To solve the problem of determining the minimum time after which two simple pendulums of lengths \( l \) and \( 16l \) will be in the same phase again, we can follow these steps: ### Step 1: Determine the Time Periods of the Pendulums The time period \( T \) of a simple pendulum is given by the formula: \[ T = 2\pi \sqrt{\frac{L}{g}} \] For the first pendulum of length \( l \): \[ T_1 = 2\pi \sqrt{\frac{l}{g}} \] For the second pendulum of length \( 16l \): \[ T_2 = 2\pi \sqrt{\frac{16l}{g}} = 2\pi \sqrt{16} \sqrt{\frac{l}{g}} = 8\pi \sqrt{\frac{l}{g}} \] ### Step 2: Calculate the Angular Frequencies The angular frequency \( \omega \) is related to the time period by: \[ \omega = \frac{2\pi}{T} \] For the first pendulum: \[ \omega_1 = \frac{2\pi}{T_1} = \frac{2\pi}{2\pi \sqrt{\frac{l}{g}}} = \sqrt{\frac{g}{l}} \] For the second pendulum: \[ \omega_2 = \frac{2\pi}{T_2} = \frac{2\pi}{8\pi \sqrt{\frac{l}{g}}} = \frac{1}{4} \sqrt{\frac{g}{l}} \] ### Step 3: Set Up the Phase Condition The pendulums are released from the same phase, so we need to find the time \( T \) when they are again in the same phase. The condition for being in the same phase can be expressed as: \[ \omega_1 T = \omega_2 T + 2n\pi \] where \( n \) is an integer.

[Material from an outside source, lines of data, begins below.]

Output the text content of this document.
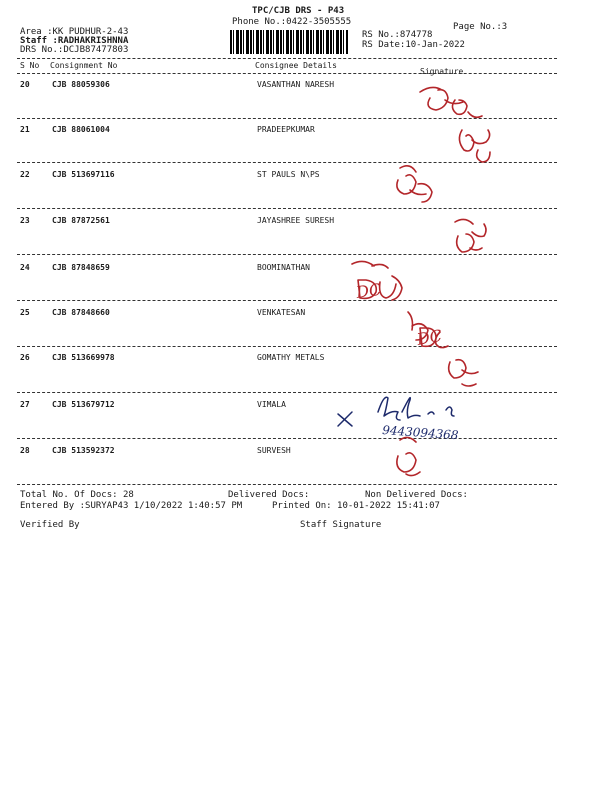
TPC/CJB DRS - P43
Phone No.:0422-3505555	Page No.:3
Area :KK PUDHUR-2-43
Staff :RADHAKRISHNNA
DRS No.:DCJB87477803
RS No.:874778
RS Date:10-Jan-2022
S No Consignment No	Consignee Details
Signature
20	CJB 88059306	VASANTHAN NARESH
21	CJB 88061004	PRADEEPKUMAR
22	CJB 513697116	ST PAULS N\PS
23	CJB 87872561	JAYASHREE SURESH
24	CJB 87848659	BOOMINATHAN
25	CJB 87848660	VENKATESAN
26	CJB 513669978	GOMATHY METALS
27	CJB 513679712	VIMALA
28	CJB 513592372	SURVESH
Total No. Of Docs: 28	Delivered Docs:	Non Delivered Docs:
Entered By :SURYAP43 1/10/2022 1:40:57 PM	Printed On: 10-01-2022 15:41:07
Verified By	Staff Signature
9443094368
DC
DC
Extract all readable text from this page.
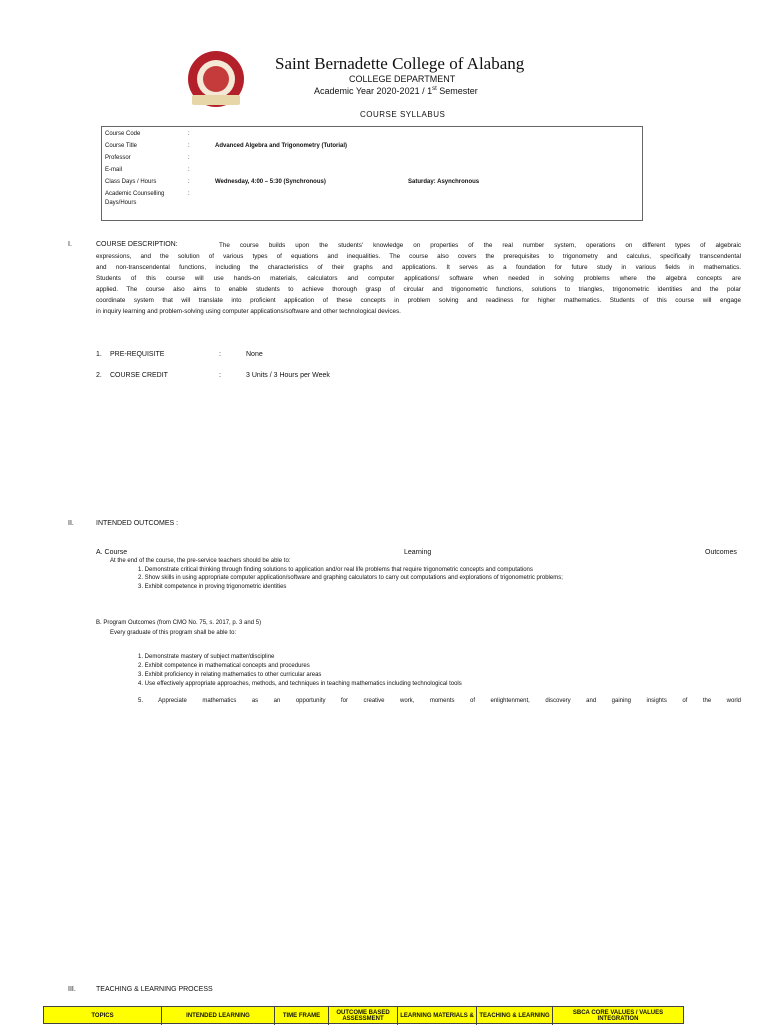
Saint Bernadette College of Alabang
COLLEGE DEPARTMENT
Academic Year 2020-2021 / 1st Semester
COURSE SYLLABUS
Course Code	:
Course Title	:	Advanced Algebra and Trigonometry (Tutorial)
Professor	:
E-mail	:
Class Days / Hours	:	Wednesday, 4:00 – 5:30 (Synchronous)	Saturday: Asynchronous
Academic Counselling	:
Days/Hours
I.	COURSE DESCRIPTION:	The course builds upon the students' knowledge on properties of the real number system, operations on different types of algebraic
expressions, and the solution of various types of equations and inequalities. The course also covers the prerequisites to trigonometry and calculus, specifically transcendental
and non-transcendental functions, including the characteristics of their graphs and applications. It serves as a foundation for future study in various fields in mathematics.
Students of this course will use hands-on materials, calculators and computer applications/ software when needed in solving problems where the algebra concepts are
applied. The course also aims to enable students to achieve thorough grasp of circular and trigonometric functions, solutions to triangles, trigonometric identities and the polar
coordinate system that will translate into proficient application of these concepts in problem solving and readiness for higher mathematics. Students of this course will engage
in inquiry learning and problem-solving using computer applications/software and other technological devices.
1. PRE-REQUISITE	:	None
2. COURSE CREDIT	:	3 Units / 3 Hours per Week
II.	INTENDED OUTCOMES :
A. Course	Learning	Outcomes
At the end of the course, the pre-service teachers should be able to:
1. Demonstrate critical thinking through finding solutions to application and/or real life problems that require trigonometric concepts and computations
2. Show skills in using appropriate computer application/software and graphing calculators to carry out computations and explorations of trigonometric problems;
3. Exhibit competence in proving trigonometric identities
B. Program Outcomes (from CMO No. 75, s. 2017, p. 3 and 5)
Every graduate of this program shall be able to:
1. Demonstrate mastery of subject matter/discipline
2. Exhibit competence in mathematical concepts and procedures
3. Exhibit proficiency in relating mathematics to other curricular areas
4. Use effectively appropriate approaches, methods, and techniques in teaching mathematics including technological tools
5. Appreciate mathematics as an opportunity for creative work, moments of enlightenment, discovery and gaining insights of the world
III.	TEACHING & LEARNING PROCESS
TOPICS	INTENDED LEARNING	TIME FRAME	OUTCOME BASED ASSESSMENT	LEARNING MATERIALS & TEACHING & LEARNING	SBCA CORE VALUES / VALUES INTEGRATION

Rearranging gives: \[ (\omega_1 - \omega_2) T = 2n\pi \] ### Step 4: Substitute the Angular Frequencies Substituting \( \omega_1 \) and \( \omega_2 \): \[ \left(\sqrt{\frac{g}{l}} - \frac{1}{4}\sqrt{\frac{g}{l}}\right) T = 2n\pi \] This simplifies to: \[ \left(\frac{3}{4}\sqrt{\frac{g}{l}}\right) T = 2n\pi \] ### Step 5: Solve for Minimum Time \( T \) To find the minimum time, we set \( n = 1 \): \[ \frac{3}{4}\sqrt{\frac{g}{l}} T = 2\pi \] Solving for \( T \): \[ T = \frac{2\pi \cdot 4}{3\sqrt{\frac{g}{l}}} = \frac{8\pi}{3}\sqrt{\frac{l}{g}} \] ### Final Result Thus, the minimum time after which the two pendulums will be in the same phase again is: \[ T = \frac{8\pi}{3}\sqrt{\frac{l}{g}} \]